2. A method according to claim 1, wherein the first PAPR reduction method is a partial transmit sequence (PTS) method in which a codeword that reduces or substantially minimises the number of peaks above the first predetermined threshold is chosen.

3. A method according to claim 2, wherein the codeword is the DFT matrix.

4. A method according to any preceding claim, wherein the second PAPR reduction method is a tone reservation (TR) method.

5. A method according to claim 4, wherein in the second PAPR reduction method a tone reserved signal is optimised only with respect to signal peaks that have an amplitude above a second predetermined threshold.

6. A method according to claim 4 or 5, wherein in the TR method an average power of the TR signal is limited.

7. A method of reducing PAPR of an OFDM signal comprising initially reducing PAPR using PTS in a low or medium complexity, medium or high PAPR reduction region and, thereafter, reducing PAPR further using TR in a low or medium complexity medium or high PAPR reduction region.

8. A method of reducing PAPR of an OFDM signal using tone reservation by optimising a tone reservation signal based only on peaks of the OFDM signal that are above a predetermined threshold.

9. A device comprising an input for receiving an OFDM signal, a processor and a memory for storing code, the code configured to, when executed by the processor, cause the processor to generate a modified signal with reduced PAPR based on the OFDM signal by performing: a first PAPR reduction method in which an intermediate signal is generated so that the number of signal peaks above a predetermined threshold is substantially minimised; anda second PAPR reduction method in which the PAPR of the intermediate signal is reduced.

10. A device according to claim 9, wherein the first PAPR reduction method is a partial transmit sequence (PTS) method in which a codeword that reduces or substantially minimises the peaks above the first predetermined threshold is chosen.

11. A device according to claim 10, wherein the codeword is the DFT matrix.

12. A device according to any of claims 9 to 11, wherein the second PAPR reduction method is a tone reservation (TR) method.

13. A device according to claim 12, wherein in the TR method a tone reserved signal is optimised only with respect to signal peaks that have an amplitude above a predetermined threshold.

14. A device according to claim 12 or 13, wherein in the TR method an average power of the TR signal is limited.

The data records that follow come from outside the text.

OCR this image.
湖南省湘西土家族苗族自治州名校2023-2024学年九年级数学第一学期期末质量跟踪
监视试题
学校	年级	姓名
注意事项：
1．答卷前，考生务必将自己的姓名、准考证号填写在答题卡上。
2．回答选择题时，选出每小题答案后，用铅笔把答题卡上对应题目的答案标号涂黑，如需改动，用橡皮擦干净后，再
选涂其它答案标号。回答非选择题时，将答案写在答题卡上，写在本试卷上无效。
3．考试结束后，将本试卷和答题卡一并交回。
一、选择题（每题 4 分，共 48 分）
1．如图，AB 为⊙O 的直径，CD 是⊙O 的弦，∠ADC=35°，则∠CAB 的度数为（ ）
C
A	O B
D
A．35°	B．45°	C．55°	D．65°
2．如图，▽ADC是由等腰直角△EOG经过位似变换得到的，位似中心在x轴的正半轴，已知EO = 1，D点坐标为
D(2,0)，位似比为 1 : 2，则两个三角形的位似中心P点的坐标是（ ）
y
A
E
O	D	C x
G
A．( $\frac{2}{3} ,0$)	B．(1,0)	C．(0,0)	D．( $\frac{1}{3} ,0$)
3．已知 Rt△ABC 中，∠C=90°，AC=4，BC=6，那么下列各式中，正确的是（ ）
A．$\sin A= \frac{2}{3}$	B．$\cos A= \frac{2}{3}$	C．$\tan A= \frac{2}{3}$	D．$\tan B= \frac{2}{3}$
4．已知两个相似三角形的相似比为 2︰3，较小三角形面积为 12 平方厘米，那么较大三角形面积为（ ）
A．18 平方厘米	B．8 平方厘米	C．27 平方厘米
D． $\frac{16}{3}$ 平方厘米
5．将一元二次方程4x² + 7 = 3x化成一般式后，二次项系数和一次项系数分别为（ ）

15. A device comprising an input for receiving an OFDM signal, a processor and a memory for storing code, the code configured to, when executed by the processor, cause the processor to generate a modified signal with reduced PAPR based on the OFDM signal by initially reducing PAPR using PTS in a low or medium complexity, medium or high PAPR reduction region and, thereafter, reducing PAPR further using TR in a low or medium complexity medium or high PAPR reduction region.

16. A device comprising an input for receiving an OFDM signal, a processor and a memory for storing code, the code configured to, when executed by the processor, cause the processor to generate a modified signal with reduced PAPR based on the OFDM signal by performing: selecting peaks of the OFDM signal that are above a predetermined threshold; andreducing PAPR of an OFDM signal only on the selected peaks.

17. An OFDM transmitter comprising a device according to any of claims 9 to 16 and a transmitting unit configured to receive a PAPR reduced OFDM signal and transmit it into a wireless transmission channel.

18. An OFDM transmitter according to claim 17, wherein the OFDM transmitter is a base station or a TV broadcaster.